The Field Museum of Natural History in Chicago has one of the great dinosaur specimens—Sue, the Tyrannosaurus Rex. After two decades in the Great Hall, she was moved upstairs to a terrific new display, and the Great Hall was reorganized.
From the Field to in the field. Washington County in the southwest corner of Utah has incredible geologic diversity. We followed a trail on Bureau of Land Management area just outside St. George that promised finding some dinosaur tracks at the bottom of a wash.
Soon enough after a bit of a search we came limb to limb to what some Jurassic Era creatures left in the mud.
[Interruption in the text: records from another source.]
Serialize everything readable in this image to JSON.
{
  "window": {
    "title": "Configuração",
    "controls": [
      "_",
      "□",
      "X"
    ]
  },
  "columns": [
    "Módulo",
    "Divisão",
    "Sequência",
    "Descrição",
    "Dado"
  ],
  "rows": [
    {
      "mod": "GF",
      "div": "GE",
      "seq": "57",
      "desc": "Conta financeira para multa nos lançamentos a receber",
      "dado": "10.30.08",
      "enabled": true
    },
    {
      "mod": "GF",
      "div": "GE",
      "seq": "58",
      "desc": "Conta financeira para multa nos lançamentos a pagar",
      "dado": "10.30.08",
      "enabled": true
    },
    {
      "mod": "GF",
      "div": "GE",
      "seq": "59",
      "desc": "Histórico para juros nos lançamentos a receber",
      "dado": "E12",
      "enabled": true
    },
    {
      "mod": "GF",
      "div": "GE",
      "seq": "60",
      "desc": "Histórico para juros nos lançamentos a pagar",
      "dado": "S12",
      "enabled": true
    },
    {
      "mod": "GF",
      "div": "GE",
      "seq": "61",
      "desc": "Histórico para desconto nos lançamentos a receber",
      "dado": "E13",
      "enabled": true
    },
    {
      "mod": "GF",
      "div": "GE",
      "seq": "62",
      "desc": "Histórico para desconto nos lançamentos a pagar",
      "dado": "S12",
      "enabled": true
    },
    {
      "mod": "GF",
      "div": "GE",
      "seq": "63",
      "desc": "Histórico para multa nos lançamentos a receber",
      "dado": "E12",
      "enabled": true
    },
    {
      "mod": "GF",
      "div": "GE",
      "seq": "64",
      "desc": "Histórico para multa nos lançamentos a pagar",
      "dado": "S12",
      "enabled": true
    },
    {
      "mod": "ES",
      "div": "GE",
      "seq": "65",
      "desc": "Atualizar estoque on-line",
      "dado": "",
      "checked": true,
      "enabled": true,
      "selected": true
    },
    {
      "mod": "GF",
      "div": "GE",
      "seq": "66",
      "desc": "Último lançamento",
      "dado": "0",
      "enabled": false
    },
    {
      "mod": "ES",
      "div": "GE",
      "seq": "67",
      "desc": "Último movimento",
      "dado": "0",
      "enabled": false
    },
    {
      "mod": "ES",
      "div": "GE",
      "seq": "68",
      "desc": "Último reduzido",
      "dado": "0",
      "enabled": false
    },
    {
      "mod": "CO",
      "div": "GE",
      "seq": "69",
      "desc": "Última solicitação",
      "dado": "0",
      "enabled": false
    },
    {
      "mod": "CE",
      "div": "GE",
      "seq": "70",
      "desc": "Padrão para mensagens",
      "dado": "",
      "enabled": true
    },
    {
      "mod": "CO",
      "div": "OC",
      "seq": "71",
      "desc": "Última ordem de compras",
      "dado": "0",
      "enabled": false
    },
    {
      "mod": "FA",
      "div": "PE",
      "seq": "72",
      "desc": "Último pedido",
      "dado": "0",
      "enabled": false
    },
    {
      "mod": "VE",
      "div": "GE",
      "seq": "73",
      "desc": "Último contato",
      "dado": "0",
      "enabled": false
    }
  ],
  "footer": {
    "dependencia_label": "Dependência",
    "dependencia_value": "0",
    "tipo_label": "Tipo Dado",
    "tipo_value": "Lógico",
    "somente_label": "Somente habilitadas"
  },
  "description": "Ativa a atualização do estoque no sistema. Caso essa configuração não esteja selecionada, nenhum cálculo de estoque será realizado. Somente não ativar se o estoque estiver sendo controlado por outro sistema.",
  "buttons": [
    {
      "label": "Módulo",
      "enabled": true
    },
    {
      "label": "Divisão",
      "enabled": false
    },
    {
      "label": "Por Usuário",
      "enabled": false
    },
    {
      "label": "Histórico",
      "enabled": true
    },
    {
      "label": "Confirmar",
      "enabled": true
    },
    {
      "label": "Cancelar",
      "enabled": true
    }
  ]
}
In 2000, St. George optometrist Sheldon Johnson was developing his land and looked at one of the blocks of sandstone overturned. He discovered what is still being explored as one of the best dinosaur tracks sites. In 2005, a museum was built over part of the site. We got a private tour by a retired Canadian geologist who might’ve had more fun showing us the exhibits as we did exploring. It started with an impressive Dilophosaurus footprint where you can see the claws and toe pads and cracks in the mud as if where made last week, not 200 million years ago.
The site was the shoreline of Lake Dixie. An artist has painted a mural across the site, and you can easily imagine the muddy shoreline where dinosaurs ran. The floor of the museum is filled with tracks and other impressions made by dinosaurs. One of the impressions in the area in the image below is a dino butt print with its feet planted just in front and hand prints on either side. Other areas show the marks left by the claws and tails of dinosaurs as they swam in the lake.
The block below shows the tracks of one dino running the right, another the other way, and a third cutting across. The St. George Dinosaur Discovery Site helps you easily imagine life along a Jurassic lake.